ANGIN BERITA – Pemerintah melalui Kementerian Pariwisata mengatakan telah menyiapkan berbagai program dan stimulus untuk menjaga momentum pertumbuhan ekonomi melalui sektor pariwisata.
“Untuk memastikan kebijakan ini berjalan efektif, kami akan terus mendorong promosi, serta melakukan sosialisasi dan pemantauan kepatuhan bersama OTA (agen perjalanan daring) dan para pemangku kepentingan,” kata Menteri Pariwisata Widiyanti Putri Wardhana dalam Laporan Kinerja Bulanan di Jakarta, Sabtu.
Widiyanti menyebut stimulus yang dimaksud adalah paket ekonomi 8+4+5. Dua program di antaranya berkaitan langsung dengan pariwisata, yaitu insentif PPh 21 ditanggung pemerintah bagi pekerja di sektor pariwisata berpendapatan hingga Rp10 juta per bulan, serta program magang satu tahun dengan uang saku pemerintah bagi lulusan baru pendidikan pariwisata yang melibatkan 39 perusahaan dan telah membuka 457 lowongan.
Menjelang Natal dan Tahun Baru tahun 2025/2026, pemerintah juga menyiapkan stimulus berupa insentif perjalanan wisata melalui diskon transportasi darat, laut, dan udara untuk mendorong peningkatan perjalanan wisata dalam negeri.
Pengembangan Wisata Berkelanjutan dan Digitalisasi
Sektor pariwisata juga akan didorong untuk lebih mengutamakan keberlanjutan dan konservasi alam. Pemerintah merencanakan sejumlah program yang mendukung wisata ramah lingkungan, seperti pengembangan ekowisata dan pariwisata berbasis komunitas. Dengan potensi alam yang luar biasa, Indonesia memiliki keunggulan dalam pengembangan wisata alam, yang tidak hanya memberikan pengalaman menarik bagi wisatawan, tetapi juga menjaga keberlanjutan lingkungan.
Untuk itu, pemerintah mendorong pelaku industri pariwisata untuk beradaptasi dengan prinsip-prinsip keberlanjutan, dengan mengintegrasikan praktik ramah lingkungan dalam operasional mereka.
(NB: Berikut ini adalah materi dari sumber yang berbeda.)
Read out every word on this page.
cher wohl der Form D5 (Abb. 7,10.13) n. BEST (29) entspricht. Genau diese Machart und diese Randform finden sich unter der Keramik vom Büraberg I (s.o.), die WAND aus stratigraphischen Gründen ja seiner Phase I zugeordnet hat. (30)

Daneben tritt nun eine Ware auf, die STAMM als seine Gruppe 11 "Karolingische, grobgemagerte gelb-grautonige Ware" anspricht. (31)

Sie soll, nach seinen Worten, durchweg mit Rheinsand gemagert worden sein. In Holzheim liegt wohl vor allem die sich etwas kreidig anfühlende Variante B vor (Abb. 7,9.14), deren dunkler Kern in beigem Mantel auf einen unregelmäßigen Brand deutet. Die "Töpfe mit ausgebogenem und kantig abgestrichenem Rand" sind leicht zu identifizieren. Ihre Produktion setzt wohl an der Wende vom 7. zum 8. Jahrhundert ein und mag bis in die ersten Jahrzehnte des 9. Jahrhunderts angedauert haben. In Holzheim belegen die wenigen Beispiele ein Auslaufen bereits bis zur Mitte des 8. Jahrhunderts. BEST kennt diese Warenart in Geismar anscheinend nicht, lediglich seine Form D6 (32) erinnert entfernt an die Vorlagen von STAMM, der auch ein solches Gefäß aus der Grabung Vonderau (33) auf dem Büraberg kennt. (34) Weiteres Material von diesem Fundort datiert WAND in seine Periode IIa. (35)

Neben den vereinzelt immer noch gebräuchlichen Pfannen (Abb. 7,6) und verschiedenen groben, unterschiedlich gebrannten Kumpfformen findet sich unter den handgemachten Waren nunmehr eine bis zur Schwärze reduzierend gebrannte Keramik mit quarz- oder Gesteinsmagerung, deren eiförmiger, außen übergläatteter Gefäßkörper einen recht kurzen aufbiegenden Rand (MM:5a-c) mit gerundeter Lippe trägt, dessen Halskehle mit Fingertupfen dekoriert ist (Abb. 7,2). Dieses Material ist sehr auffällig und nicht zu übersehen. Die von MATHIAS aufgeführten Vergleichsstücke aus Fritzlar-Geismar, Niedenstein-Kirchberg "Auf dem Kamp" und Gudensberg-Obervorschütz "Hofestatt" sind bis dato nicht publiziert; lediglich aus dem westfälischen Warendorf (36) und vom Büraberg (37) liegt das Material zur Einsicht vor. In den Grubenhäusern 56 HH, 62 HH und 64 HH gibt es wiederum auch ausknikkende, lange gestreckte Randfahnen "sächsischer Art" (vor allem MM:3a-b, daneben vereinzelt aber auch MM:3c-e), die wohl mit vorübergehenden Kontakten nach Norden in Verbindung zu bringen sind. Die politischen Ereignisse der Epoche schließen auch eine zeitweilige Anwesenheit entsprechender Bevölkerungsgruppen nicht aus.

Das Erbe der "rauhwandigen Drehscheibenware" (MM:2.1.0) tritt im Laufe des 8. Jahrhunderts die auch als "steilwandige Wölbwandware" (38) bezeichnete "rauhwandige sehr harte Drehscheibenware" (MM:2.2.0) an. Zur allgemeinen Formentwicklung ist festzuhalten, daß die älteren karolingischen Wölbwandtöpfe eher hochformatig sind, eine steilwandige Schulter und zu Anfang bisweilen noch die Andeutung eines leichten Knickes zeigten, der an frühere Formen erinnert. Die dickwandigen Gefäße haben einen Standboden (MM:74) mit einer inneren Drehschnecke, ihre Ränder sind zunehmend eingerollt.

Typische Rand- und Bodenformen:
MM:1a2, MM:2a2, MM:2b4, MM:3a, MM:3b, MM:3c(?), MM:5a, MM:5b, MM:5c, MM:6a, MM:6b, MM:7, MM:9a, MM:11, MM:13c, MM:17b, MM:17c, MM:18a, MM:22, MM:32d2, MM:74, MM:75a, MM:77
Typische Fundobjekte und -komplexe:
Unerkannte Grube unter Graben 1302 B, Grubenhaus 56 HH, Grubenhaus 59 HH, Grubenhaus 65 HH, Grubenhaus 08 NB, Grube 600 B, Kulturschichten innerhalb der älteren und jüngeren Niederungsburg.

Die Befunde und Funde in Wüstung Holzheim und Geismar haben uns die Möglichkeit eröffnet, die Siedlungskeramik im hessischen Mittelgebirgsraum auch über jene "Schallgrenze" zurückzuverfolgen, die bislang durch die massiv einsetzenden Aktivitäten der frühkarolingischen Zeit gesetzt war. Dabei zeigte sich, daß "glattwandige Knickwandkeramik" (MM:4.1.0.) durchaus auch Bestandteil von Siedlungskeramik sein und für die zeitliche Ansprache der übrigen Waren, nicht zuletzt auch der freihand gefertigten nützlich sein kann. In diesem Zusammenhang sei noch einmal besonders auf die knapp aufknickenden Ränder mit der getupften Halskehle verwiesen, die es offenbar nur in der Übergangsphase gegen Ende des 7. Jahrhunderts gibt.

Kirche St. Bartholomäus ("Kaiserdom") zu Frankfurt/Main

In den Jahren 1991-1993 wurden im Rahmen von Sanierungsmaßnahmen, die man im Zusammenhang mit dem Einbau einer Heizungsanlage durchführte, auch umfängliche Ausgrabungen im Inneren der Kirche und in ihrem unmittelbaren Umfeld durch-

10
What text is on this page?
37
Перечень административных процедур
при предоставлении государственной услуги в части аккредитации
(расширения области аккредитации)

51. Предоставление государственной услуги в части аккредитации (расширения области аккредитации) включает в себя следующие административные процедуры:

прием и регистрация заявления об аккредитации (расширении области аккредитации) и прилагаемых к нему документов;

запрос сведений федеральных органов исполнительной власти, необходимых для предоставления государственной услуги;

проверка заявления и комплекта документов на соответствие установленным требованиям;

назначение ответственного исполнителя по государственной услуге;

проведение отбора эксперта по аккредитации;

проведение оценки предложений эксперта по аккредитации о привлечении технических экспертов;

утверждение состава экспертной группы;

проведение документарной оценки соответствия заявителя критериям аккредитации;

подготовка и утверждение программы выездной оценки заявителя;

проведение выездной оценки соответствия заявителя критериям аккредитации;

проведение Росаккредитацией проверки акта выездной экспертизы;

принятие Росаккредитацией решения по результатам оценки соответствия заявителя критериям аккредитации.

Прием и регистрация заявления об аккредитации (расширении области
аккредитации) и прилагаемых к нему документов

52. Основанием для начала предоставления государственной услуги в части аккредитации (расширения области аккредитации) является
Beberapa kebijakan yang dirancang untuk mendukung hal ini antara lain pembatasan jumlah wisatawan yang datang ke destinasi tertentu, serta penerapan tarif masuk yang lebih tinggi untuk wisatawan yang mengunjungi kawasan konservasi alam.
Di sisi lain, pemerintah juga menggenjot digitalisasi dalam sektor pariwisata. Digitalisasi mencakup pengembangan aplikasi berbasis teknologi informasi untuk mempermudah wisatawan dalam merencanakan perjalanan mereka, mulai dari pemesanan tiket, hotel, hingga tur wisata. Pemerintah mendorong pengembangan platform digital yang tidak hanya memberi kemudahan bagi wisatawan domestik, tetapi juga menarik wisatawan mancanegara untuk datang ke Indonesia.
Promosi Pariwisata melalui Kampanye Global
Pemerintah juga merancang sejumlah kampanye promosi global untuk menarik lebih banyak wisatawan asing ke Indonesia. Salah satu langkah yang diambil adalah melalui event-event internasional, seperti Festival Garuda Indonesia, yang bertujuan untuk memperkenalkan budaya dan pariwisata Indonesia kepada dunia. Selain itu, pemerintah juga memanfaatkan media sosial dan platform digital untuk memperkenalkan destinasi wisata yang belum banyak dikenal, seperti Sulawesi, Kalimantan, dan Papua.
Untuk menarik pasar wisatawan dari luar negeri, Kemenparekraf berkolaborasi dengan agen perjalanan internasional dan organisasi pariwisata global. Selain itu, pemerintah juga mengadakan roadshow dan partisipasi dalam pameran pariwisata internasional untuk memperluas jangkauan pasar.